How does momentum move in Newton's Cradle? In Newton's cradle, the ball on one side departs apparently as soon as the ball on the other side is struck--faster than the original ball would have gotten there moving at velocity $v$.  Imagine more balls, and it's more obvious. I used to line up long rows of marbles in the crack of a run, a watch the last one shoot away apparently as soon as the first one was struck, emphasizing that the motion transferred much faster than mv of the original moving marble. Which suggests that there's more to momentum than $mv$.  So how is the momentum transferred without moving mass m the full distance at velocity $v$?
 A: A mechanical wave travels through the balls so the transfer of energy/momentum is not infinite but depends on the speed of the mechanical wave through each of the balls.  It is the mechanical wave which is responsible for the transfer of energy/momentum at a speed which is much greater than the speed of the first ball which you called $v$.

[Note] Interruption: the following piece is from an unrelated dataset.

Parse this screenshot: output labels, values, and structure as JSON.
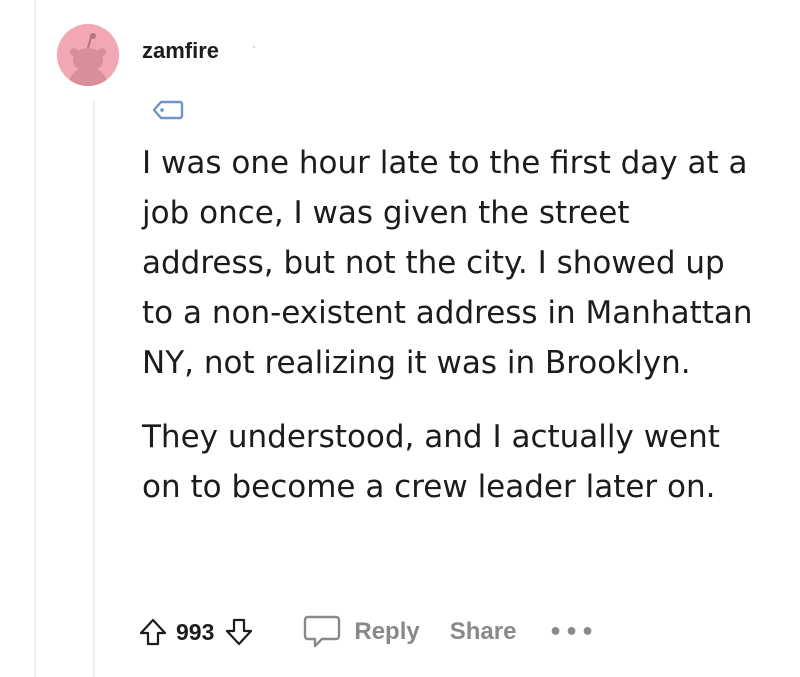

An illustration of the mechanical (sound) pulse travelling through a material (and being reflected) has been used to measure the speed of sound in solids as described in this paper, first experiment - Figure 1 and this video, at 6:36.
A: As far as overall change in momentum, the initial $mv$ of the ball at the beginning is the same as the final $mv$ of the ball at the end.  So without making any assumptions about the middle steps, we know that initial and final momentum are the same, and momentum is conserved.
In the middle steps, momentum is transferred from one body to the next via a force, in accordance with Newton's second Law:
$$\rm{Force = [change\; in\; momentum]/[time]}$$
or
$$F=\frac {dp}{dt}$$
The force is transferred through the line of touching marbles at the speed of sound in marble (roughly 5000 m/s or 10,000 mph), which is far faster than the marble itself will roll.